Mobile Pwn2Own 2014 (Tokyo, Japan)
Nuestro evento móvil más grande hasta el momento, donde siete teléfonos fueron blanco de siete equipos diferentes. Todos fueron explotados exitosamente.
Pwn2Own 2014
2 días que rompieron récords llevaron a Pwn2Own a entregar cerca de un millón de dólares, entregando $850,000 a 8 propuestas y con $385,000 quedando sin reclamar. La competencia Pwn4Fun entre Google y Trend ZDI recaudó $82,500 dólares para caridad, mientras que el gran premio Exploit Unicorn de $150,000, creado para desafiar a los investigadores más experimentados, no tuvo un ganador.
Mobile Pwn2Own 2013 (Tokyo, Japan)
La competencia llegó a Asia por la primera vez, y el alcance se abrió para incluir ataques basados en Bluetooth, WiFi y USBs. Los premios fueron desde $50,000 hasta $100,000 dólares, con un total de $300,000. Los concursantes de Japón y China se unieron por primera vez a los concursantes de los Estados Unidos, y las ganancias llegaron hasta los $117,500 dólares.
Pwn2Own 2013
Se expandió el enfoque más allá de las vulnerabilidades en los navegadores web para incluir plug-ins. La bolsa de premios fue de $560,000 dólares, y los premios individuales fueron desde $20,000 hasta $100,000 dólares. Los participantes ganaron $320,000 dólares.
Mobile Pwn2Own 2012 (Amsterdam, Netherlands)

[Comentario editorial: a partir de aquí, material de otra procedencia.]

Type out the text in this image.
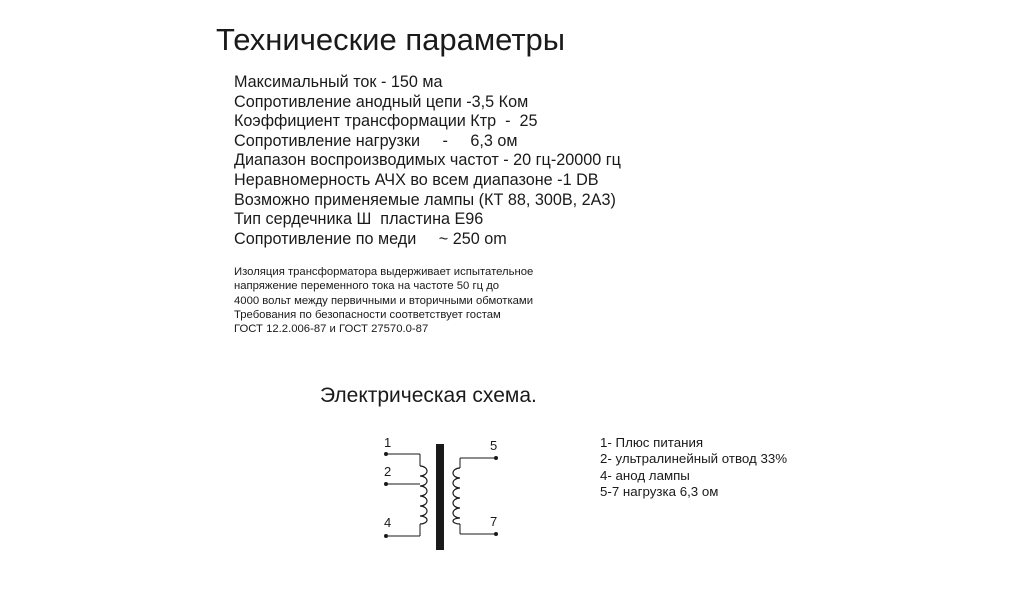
Технические параметры
Максимальный ток - 150 ма
Сопротивление анодный цепи -3,5 Ком
Коэффициент трансформации Ктр  -  25
Сопротивление нагрузки     -     6,3 ом
Диапазон воспроизводимых частот - 20 гц-20000 гц
Неравномерность АЧХ во всем диапазоне -1 DB
Возможно применяемые лампы (КТ 88, 300В, 2А3)
Тип сердечника Ш  пластина Е96
Сопротивление по меди     ~ 250 om
Изоляция трансформатора выдерживает испытательное
напряжение переменного тока на частоте 50 гц до
4000 вольт между первичными и вторичными обмотками
Требования по безопасности соответствует гостам
ГОСТ 12.2.006-87 и ГОСТ 27570.0-87
Электрическая схема.
1
2
4
5
7
1- Плюс питания
2- ультралинейный отвод 33%
4- анод лампы
5-7 нагрузка 6,3 ом
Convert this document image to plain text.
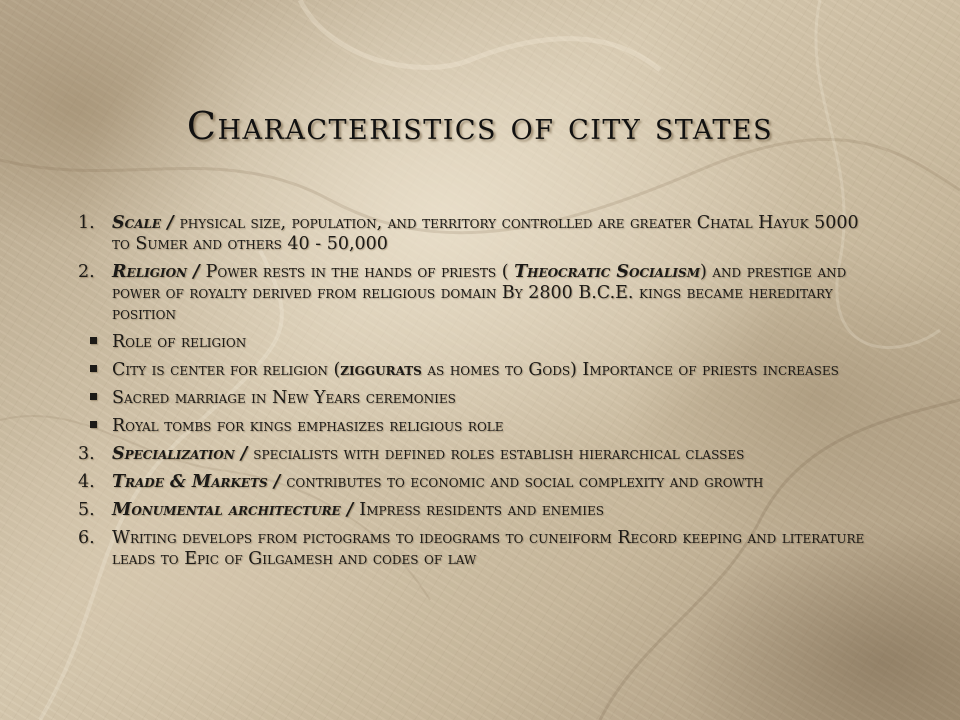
Characteristics of city states
1. Scale / physical size, population, and territory controlled are greater Chatal Hayuk 5000 to Sumer and others 40 - 50,000
2. Religion / Power rests in the hands of priests ( Theocratic Socialism) and prestige and power of royalty derived from religious domain By 2800 B.C.E. kings became hereditary position
Role of religion
City is center for religion (ziggurats as homes to Gods) Importance of priests increases
Sacred marriage in New Years ceremonies
Royal tombs for kings emphasizes religious role
3. Specialization / specialists with defined roles establish hierarchical classes
4. Trade & Markets / contributes to economic and social complexity and growth
5. Monumental architecture / Impress residents and enemies
6. Writing develops from pictograms to ideograms to cuneiform Record keeping and literature leads to Epic of Gilgamesh and codes of law
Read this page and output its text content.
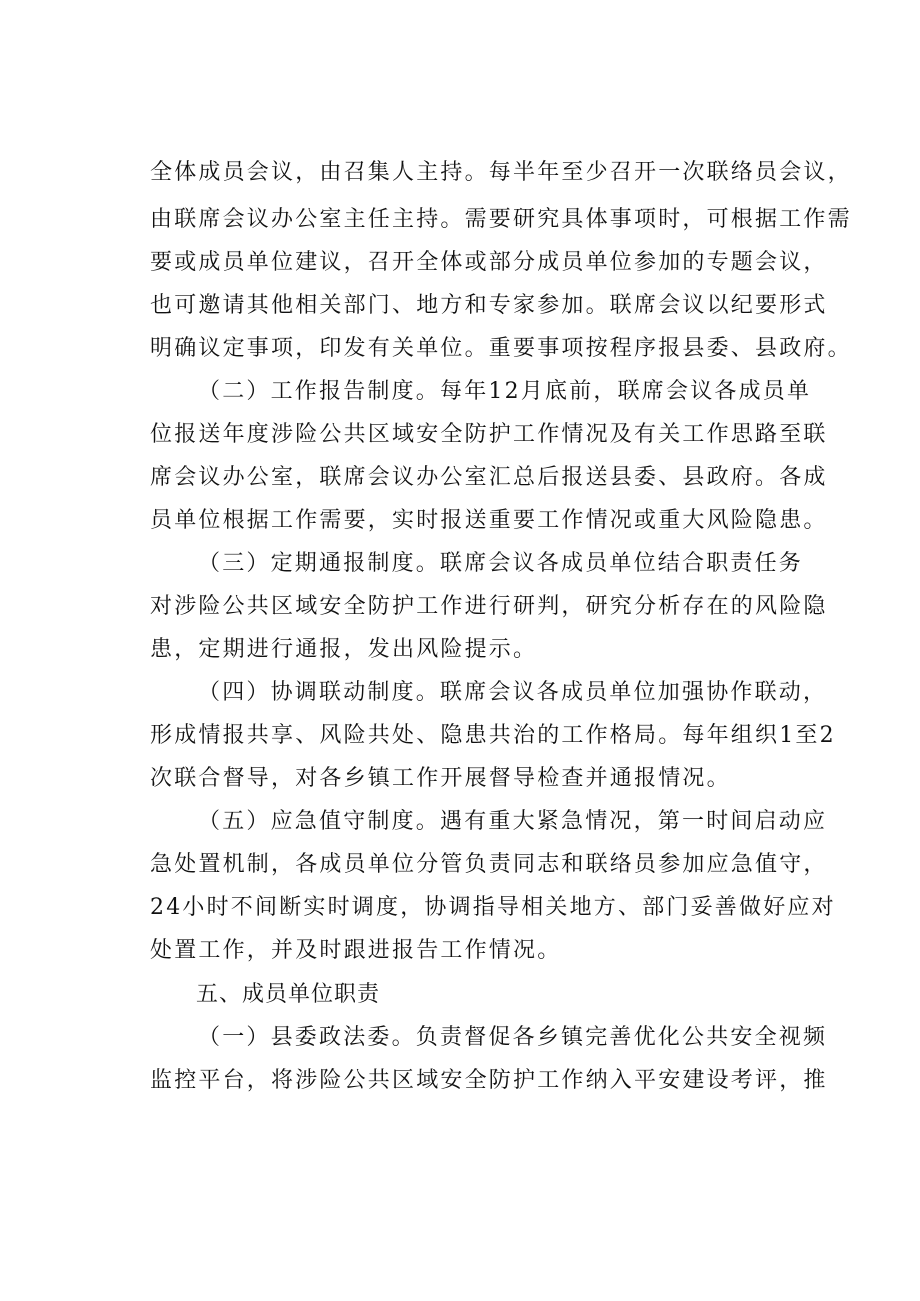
全体成员会议，由召集人主持。每半年至少召开一次联络员会议，
由联席会议办公室主任主持。需要研究具体事项时，可根据工作需
要或成员单位建议，召开全体或部分成员单位参加的专题会议，
也可邀请其他相关部门、地方和专家参加。联席会议以纪要形式
明确议定事项，印发有关单位。重要事项按程序报县委、县政府。
（二）工作报告制度。每年12月底前，联席会议各成员单
位报送年度涉险公共区域安全防护工作情况及有关工作思路至联
席会议办公室，联席会议办公室汇总后报送县委、县政府。各成
员单位根据工作需要，实时报送重要工作情况或重大风险隐患。
（三）定期通报制度。联席会议各成员单位结合职责任务
对涉险公共区域安全防护工作进行研判，研究分析存在的风险隐
患，定期进行通报，发出风险提示。
（四）协调联动制度。联席会议各成员单位加强协作联动，
形成情报共享、风险共处、隐患共治的工作格局。每年组织1至2
次联合督导，对各乡镇工作开展督导检查并通报情况。
（五）应急值守制度。遇有重大紧急情况，第一时间启动应
急处置机制，各成员单位分管负责同志和联络员参加应急值守，
24小时不间断实时调度，协调指导相关地方、部门妥善做好应对
处置工作，并及时跟进报告工作情况。
五、成员单位职责
（一）县委政法委。负责督促各乡镇完善优化公共安全视频
监控平台，将涉险公共区域安全防护工作纳入平安建设考评，推
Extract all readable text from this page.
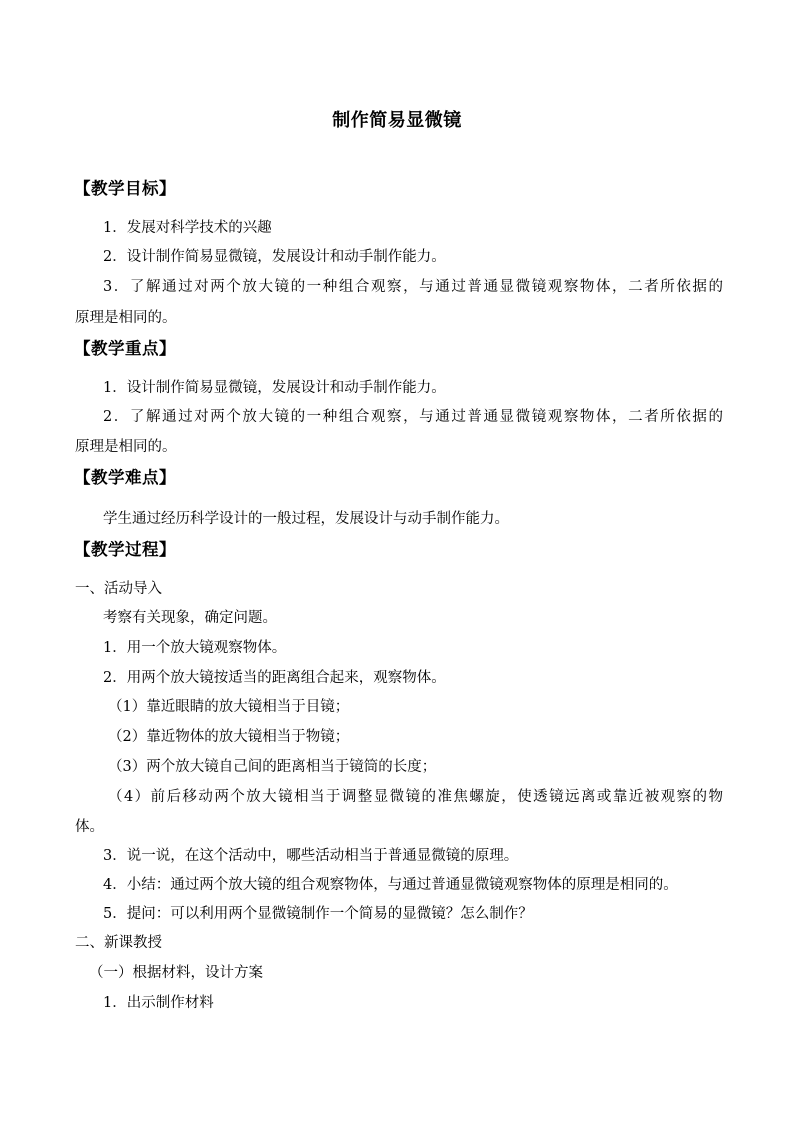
制作简易显微镜
【教学目标】
1．发展对科学技术的兴趣
2．设计制作简易显微镜，发展设计和动手制作能力。
3．了解通过对两个放大镜的一种组合观察，与通过普通显微镜观察物体，二者所依据的
原理是相同的。
【教学重点】
1．设计制作简易显微镜，发展设计和动手制作能力。
2．了解通过对两个放大镜的一种组合观察，与通过普通显微镜观察物体，二者所依据的
原理是相同的。
【教学难点】
学生通过经历科学设计的一般过程，发展设计与动手制作能力。
【教学过程】
一、活动导入
考察有关现象，确定问题。
1．用一个放大镜观察物体。
2．用两个放大镜按适当的距离组合起来，观察物体。
（1）靠近眼睛的放大镜相当于目镜；
（2）靠近物体的放大镜相当于物镜；
（3）两个放大镜自己间的距离相当于镜筒的长度；
（4）前后移动两个放大镜相当于调整显微镜的准焦螺旋，使透镜远离或靠近被观察的物
体。
3．说一说，在这个活动中，哪些活动相当于普通显微镜的原理。
4．小结：通过两个放大镜的组合观察物体，与通过普通显微镜观察物体的原理是相同的。
5．提问：可以利用两个显微镜制作一个简易的显微镜？怎么制作？
二、新课教授
（一）根据材料，设计方案
1．出示制作材料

Con sede en Europa por la primera vez, la competencia incluyó nuevas reglas enfocadas solamente en dispositivos móviles, ofreciendo premios que iban desde los $30,000 hasta los $100,000 dólares (para un ataque a celular). Dos grupos de investigadores compitieron exitosamente, ganando un total de $60,000 dólares.
Pwn2Own 2012
La competencia adoptó un formato de “capture-the-flag” con un sistema de puntos para los exploits que se dirigieran a las últimas versiones de IE, Firefox, Safari y Chrome. Se otorgaron premios de $60,000, $30,000 y $15,000 dólares al primer, segundo y tercer lugar respectivamente.
Pwn2Own 2011
Google ingresó como un copatrocinador para Chrome solamente con un bolsa de premios de $125,000 dólares. Las categorías no relacionadas con Chrome ofrecieron $15,000 dólares cada una. Los concursantes se llevaron $60,000 dólares en general, pero nadie intentó un exploit en Chrome.
Pwn2Own 2010
Los concursantes se llevaron un total de $45,000 dólares, $10,000 de los cuales se otorgaron a blancos web y $15,000 a blancos móviles.
Pwn2Own 2008-09
El alcance de Pwn2Own se expandió para incluir una mayor variedad de sistemas operativos y navegadores. Trend ZDI realizó la competencia y acordó de comprar todas las vulnerabilidades demostradas exitosamente, otorgando premios que iban desde los $5,000 hasta los $20,000 dólares por vulnerabildiad. Los concursantes ganaron $15,000 dólares en 2008 y $20,000 en 2009.
Pwn2Own 2007
Iniciada por Dragos Ruiu, fundador de CanSecWest, la primera competencia destacó las vulnerabilidades del sistema operativo de Apple Mac OS X. En aquel momento, había una creencia popular de que OS X era mucho más seguro que su competencia. Inicialmente, solamente se dieron laptops como premios. Sin embargo, en el primer día de la competencia, se le pidió participar a Trend ZDI y esta ofreció comprar cualquier vulnerabilidad usada en la competencia por un precio de $10,000 USD.